Há mais pontos de vista a reter na longa entrevista dada pelo historiador e Prémio Pessoa à revista Ler (Setembro/2010). Mostra-se alheio ao programa das comemorações da República ("Faz-me um pouco de arrepio à pele ver aqueles republicanos façanhudos, com aquelas bigodaças") ; inquieta-se com a falta de rigor na Educação - " O que é preciso é ter uma estatística" - confessa, numa alusão ao "Programa Novas Oportunidades", uma das bandeiras de Sócrates; recorda o seu passado familiar vivido entre a Monarquia e a República; toma partido sobre a recente edição da "História de Portugal", de Rui Ramos, recebida por alguns dos seus pares (Fernando Rosas e Irene Pimentel) com acusações de branqueamento do Estado Novo, em contraponto com críticas à Primeira República. E diz o que o pensa sobre a matéria: "Em História não há objectividade absoluta. A História que eu escrevo é a minha História. O Herculano é o Herculano, não é a Idade Média, não é o passado português.
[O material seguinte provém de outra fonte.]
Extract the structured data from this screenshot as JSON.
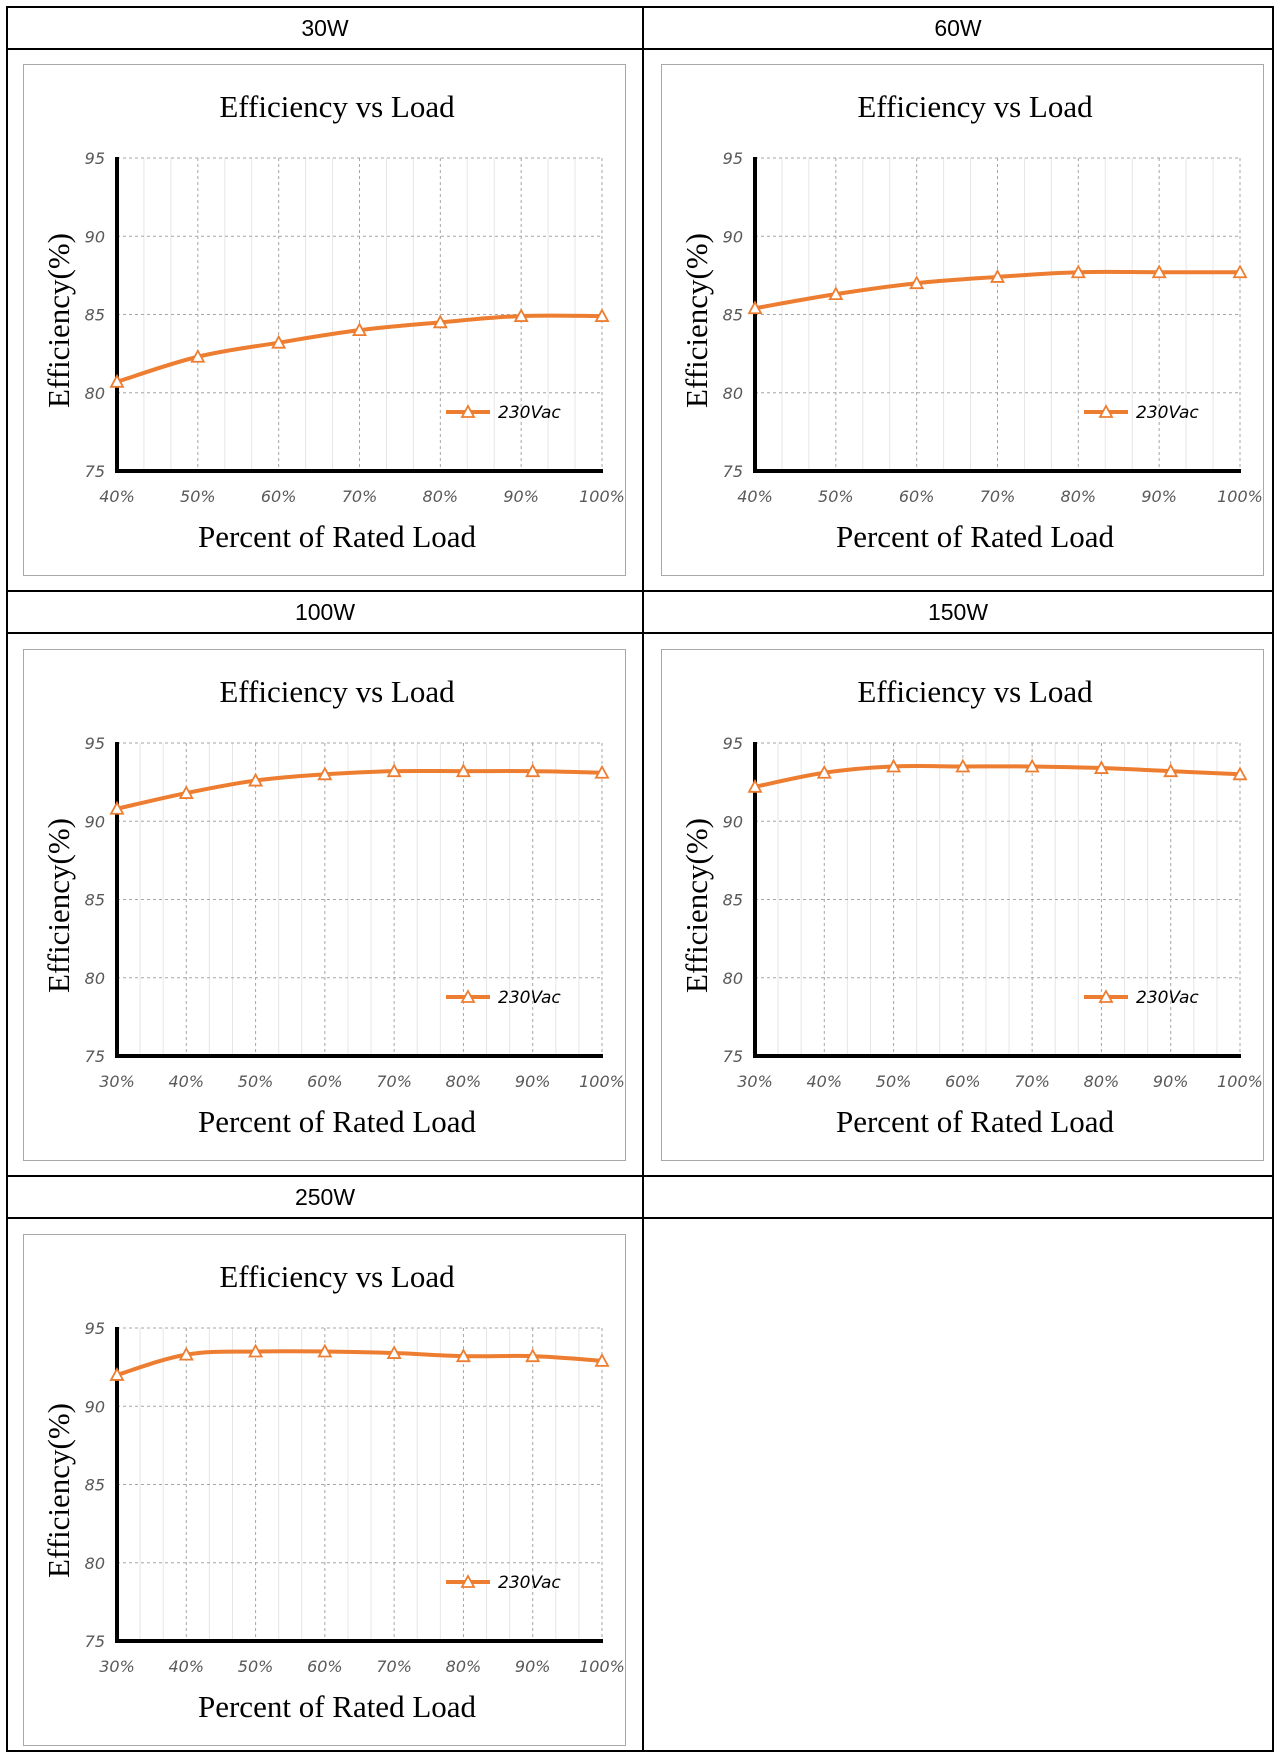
{
  "colors": {
    "series": "#ED7D31",
    "axis": "#000000",
    "grid": "#a6a6a6",
    "minor_grid": "#e6e6e6",
    "frame": "#a8a8a8"
  },
  "cells": [
    {
      "label": "30W"
    },
    {
      "label": "60W"
    },
    {
      "label": "100W"
    },
    {
      "label": "150W"
    },
    {
      "label": "250W"
    },
    {
      "label": ""
    }
  ],
  "chart_data": [
    {
      "type": "line",
      "title": "Efficiency vs Load",
      "xlabel": "Percent of Rated Load",
      "ylabel": "Efficiency(%)",
      "categories": [
        "40%",
        "50%",
        "60%",
        "70%",
        "80%",
        "90%",
        "100%"
      ],
      "ylim": [
        75,
        95
      ],
      "yticks": [
        "75",
        "80",
        "85",
        "90",
        "95"
      ],
      "grid": true,
      "legend_position": "lower-right",
      "series": [
        {
          "name": "230Vac",
          "marker": "triangle",
          "values": [
            80.7,
            82.3,
            83.2,
            84.0,
            84.5,
            84.9,
            84.9
          ]
        }
      ]
    },
    {
      "type": "line",
      "title": "Efficiency vs Load",
      "xlabel": "Percent of Rated Load",
      "ylabel": "Efficiency(%)",
      "categories": [
        "40%",
        "50%",
        "60%",
        "70%",
        "80%",
        "90%",
        "100%"
      ],
      "ylim": [
        75,
        95
      ],
      "yticks": [
        "75",
        "80",
        "85",
        "90",
        "95"
      ],
      "grid": true,
      "legend_position": "lower-right",
      "series": [
        {
          "name": "230Vac",
          "marker": "triangle",
          "values": [
            85.4,
            86.3,
            87.0,
            87.4,
            87.7,
            87.7,
            87.7
          ]
        }
      ]
    },
    {
      "type": "line",
      "title": "Efficiency vs Load",
      "xlabel": "Percent of Rated Load",
      "ylabel": "Efficiency(%)",
      "categories": [
        "30%",
        "40%",
        "50%",
        "60%",
        "70%",
        "80%",
        "90%",
        "100%"
      ],
      "ylim": [
        75,
        95
      ],
      "yticks": [
        "75",
        "80",
        "85",
        "90",
        "95"
      ],
      "grid": true,
      "legend_position": "lower-right",
      "series": [
        {
          "name": "230Vac",
          "marker": "triangle",
          "values": [
            90.8,
            91.8,
            92.6,
            93.0,
            93.2,
            93.2,
            93.2,
            93.1
          ]
        }
      ]
    },
    {
      "type": "line",
      "title": "Efficiency vs Load",
      "xlabel": "Percent of Rated Load",
      "ylabel": "Efficiency(%)",
      "categories": [
        "30%",
        "40%",
        "50%",
        "60%",
        "70%",
        "80%",
        "90%",
        "100%"
      ],
      "ylim": [
        75,
        95
      ],
      "yticks": [
        "75",
        "80",
        "85",
        "90",
        "95"
      ],
      "grid": true,
      "legend_position": "lower-right",
      "series": [
        {
          "name": "230Vac",
          "marker": "triangle",
          "values": [
            92.2,
            93.1,
            93.5,
            93.5,
            93.5,
            93.4,
            93.2,
            93.0
          ]
        }
      ]
    },
    {
      "type": "line",
      "title": "Efficiency vs Load",
      "xlabel": "Percent of Rated Load",
      "ylabel": "Efficiency(%)",
      "categories": [
        "30%",
        "40%",
        "50%",
        "60%",
        "70%",
        "80%",
        "90%",
        "100%"
      ],
      "ylim": [
        75,
        95
      ],
      "yticks": [
        "75",
        "80",
        "85",
        "90",
        "95"
      ],
      "grid": true,
      "legend_position": "lower-right",
      "series": [
        {
          "name": "230Vac",
          "marker": "triangle",
          "values": [
            92.0,
            93.3,
            93.5,
            93.5,
            93.4,
            93.2,
            93.2,
            92.9
          ]
        }
      ]
    }
  ]
}
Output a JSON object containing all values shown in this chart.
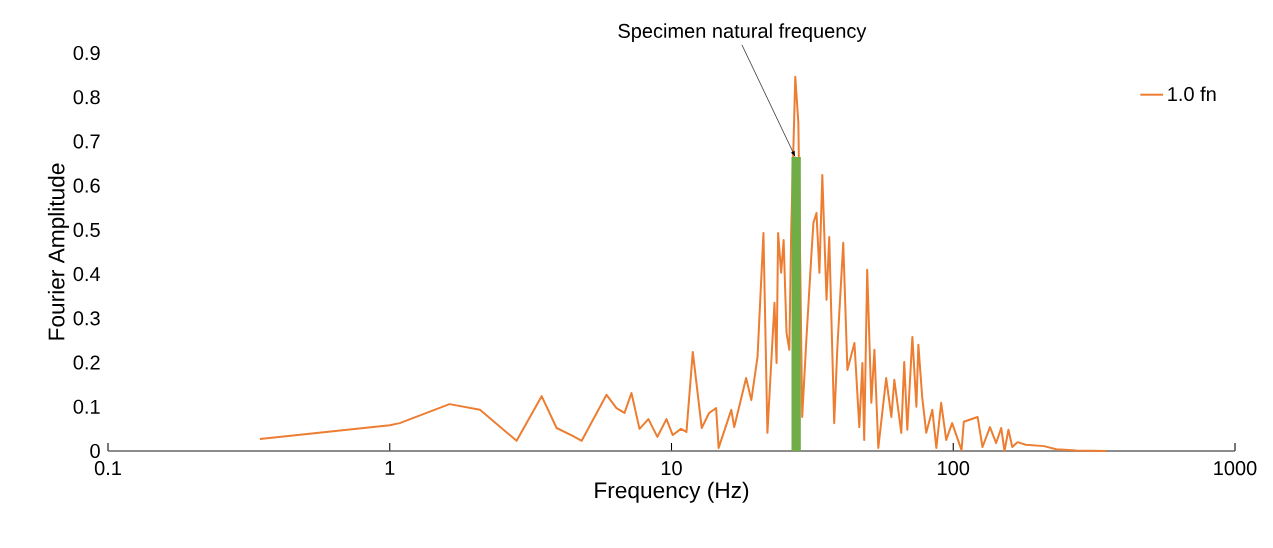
{
  "chart_data": {
    "type": "line",
    "xlabel": "Frequency (Hz)",
    "ylabel": "Fourier Amplitude",
    "log": "x",
    "xlim": [
      0.1,
      1000
    ],
    "xticks": [
      0.1,
      1,
      10,
      100,
      1000
    ],
    "ylim": [
      0,
      0.9
    ],
    "yticks": [
      0,
      0.1,
      0.2,
      0.3,
      0.4,
      0.5,
      0.6,
      0.7,
      0.8,
      0.9
    ],
    "legend": "top right",
    "annotations": [
      {
        "text": "Specimen natural frequency",
        "x": 27.5,
        "y": 0.665
      }
    ],
    "series": [
      {
        "name": "1.0 fn",
        "color": "#ed7d31",
        "x": [
          0.346,
          1,
          1.085,
          1.63,
          2.09,
          2.82,
          3.46,
          3.91,
          4.46,
          4.8,
          5.88,
          6.38,
          6.81,
          7.21,
          7.7,
          8.28,
          8.91,
          9.6,
          10.1,
          10.8,
          11.3,
          11.9,
          12.8,
          13.6,
          14.4,
          14.7,
          16.3,
          16.7,
          18.4,
          19.2,
          20.2,
          21.2,
          21.9,
          23.2,
          23.6,
          23.9,
          24.5,
          25.0,
          25.6,
          26.2,
          26.6,
          27.5,
          28.2,
          29.1,
          30.1,
          31.4,
          31.9,
          32.7,
          33.5,
          34.3,
          35.5,
          36.3,
          37.8,
          38.8,
          40.7,
          42.1,
          44.6,
          46.4,
          47.6,
          48.3,
          49.5,
          51.2,
          52.5,
          54.2,
          57.8,
          60.3,
          61.8,
          65.4,
          67.0,
          68.7,
          71.6,
          74.0,
          75.2,
          77.6,
          80.2,
          84.3,
          87.1,
          90.6,
          94.4,
          99.1,
          107,
          109,
          122,
          127,
          135,
          142,
          148,
          152,
          157,
          162,
          169,
          181,
          210,
          232,
          273,
          349
        ],
        "values": [
          0.027,
          0.058,
          0.063,
          0.106,
          0.093,
          0.023,
          0.124,
          0.052,
          0.034,
          0.023,
          0.127,
          0.097,
          0.086,
          0.131,
          0.05,
          0.072,
          0.032,
          0.072,
          0.036,
          0.05,
          0.043,
          0.224,
          0.052,
          0.086,
          0.097,
          0.007,
          0.093,
          0.054,
          0.165,
          0.115,
          0.213,
          0.493,
          0.041,
          0.335,
          0.199,
          0.493,
          0.403,
          0.477,
          0.267,
          0.229,
          0.5,
          0.846,
          0.742,
          0.077,
          0.251,
          0.448,
          0.516,
          0.538,
          0.403,
          0.624,
          0.342,
          0.484,
          0.063,
          0.235,
          0.471,
          0.183,
          0.244,
          0.054,
          0.199,
          0.025,
          0.41,
          0.109,
          0.229,
          0.007,
          0.165,
          0.077,
          0.161,
          0.041,
          0.201,
          0.048,
          0.258,
          0.1,
          0.24,
          0.122,
          0.041,
          0.093,
          0.007,
          0.109,
          0.025,
          0.063,
          0.002,
          0.066,
          0.077,
          0.009,
          0.054,
          0.018,
          0.052,
          0,
          0.048,
          0.009,
          0.02,
          0.014,
          0.011,
          0.004,
          0.001,
          0
        ]
      },
      {
        "type": "bar",
        "color": "#70ad47",
        "x": [
          27.7
        ],
        "values": [
          0.665
        ]
      }
    ]
  }
}
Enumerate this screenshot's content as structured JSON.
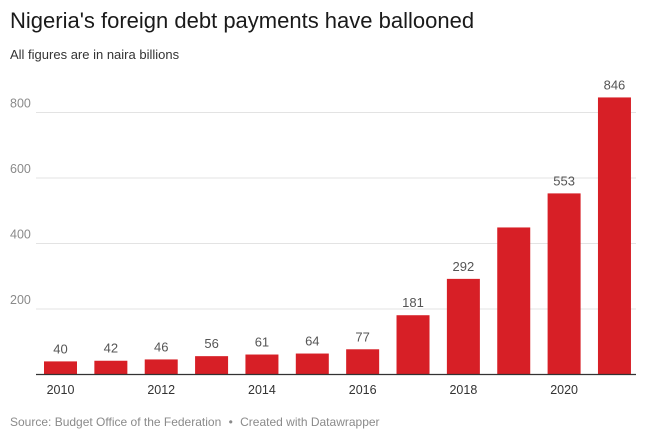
{
  "title": "Nigeria's foreign debt payments have ballooned",
  "subtitle": "All figures are in naira billions",
  "footer": {
    "source": "Source: Budget Office of the Federation",
    "separator": "•",
    "credit": "Created with Datawrapper"
  },
  "chart_data": {
    "type": "bar",
    "categories": [
      "2010",
      "2011",
      "2012",
      "2013",
      "2014",
      "2015",
      "2016",
      "2017",
      "2018",
      "2019",
      "2020",
      "2021"
    ],
    "values": [
      40,
      42,
      46,
      56,
      61,
      64,
      77,
      181,
      292,
      449,
      553,
      846
    ],
    "value_labels": [
      "40",
      "42",
      "46",
      "56",
      "61",
      "64",
      "77",
      "181",
      "292",
      "",
      "553",
      "846"
    ],
    "x_tick_labels": [
      "2010",
      "2012",
      "2014",
      "2016",
      "2018",
      "2020"
    ],
    "y_ticks": [
      200,
      400,
      600,
      800
    ],
    "ylim": [
      0,
      900
    ],
    "xlabel": "",
    "ylabel": "",
    "grid": true,
    "bar_color": "#d71f26"
  }
}
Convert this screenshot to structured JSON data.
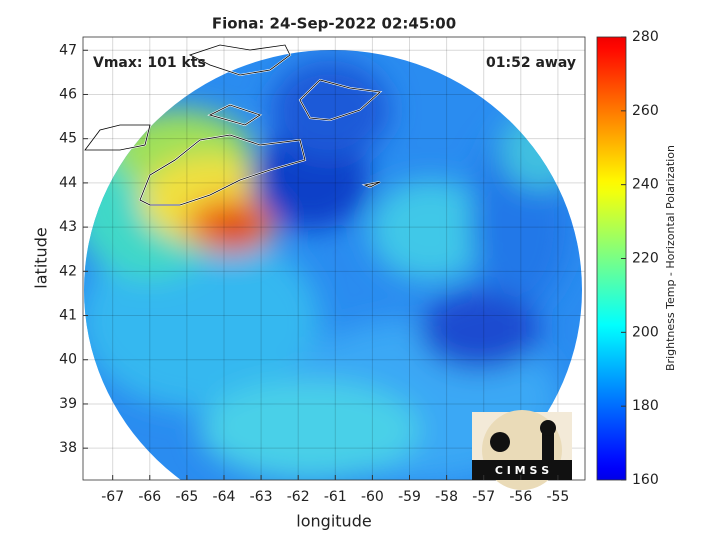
{
  "chart_data": {
    "type": "map",
    "title": "Fiona: 24-Sep-2022 02:45:00",
    "annotations": [
      "Vmax: 101 kts",
      "01:52 away"
    ],
    "xlabel": "longitude",
    "ylabel": "latitude",
    "xlim": [
      -67.8,
      -54.27
    ],
    "ylim": [
      37.28,
      47.3
    ],
    "xticks": [
      -67,
      -66,
      -65,
      -64,
      -63,
      -62,
      -61,
      -60,
      -59,
      -58,
      -57,
      -56,
      -55
    ],
    "yticks": [
      38,
      39,
      40,
      41,
      42,
      43,
      44,
      45,
      46,
      47
    ],
    "grid": true,
    "colorbar": {
      "label": "Brightness Temp - Horizontal Polarization",
      "lim": [
        160,
        280
      ],
      "ticks": [
        160,
        180,
        200,
        220,
        240,
        260,
        280
      ],
      "colormap": "jet"
    },
    "logo": "C I M S S"
  }
}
Toda a História é uma História de autor", esclarece.
Na parte final da entrevista, o autor de "Identificação de um País", ou da imprescíndivel "História de Portugal" (oito volumes, uma obra imensa de consulta obrigatória) evita falar de Ratzinger, sobretudo, quando é questionado pelo facto do chefe da igreja de Roma ter adoptado o nome de Bento (fundador da Ordem Beneditina) ao ser eleito Papa e solta-se quando refere a sua integração na sociedade após ter deixado a vida monástica. "Gosto da vida que tenho tido. Nos anos 60, a Joan Baez cantava "Gracias a la vida, que me habla dando tanto". Isso traduz bem a minha atitude perante a vida. Realmente, tive um destino privilegiado em muita coisa".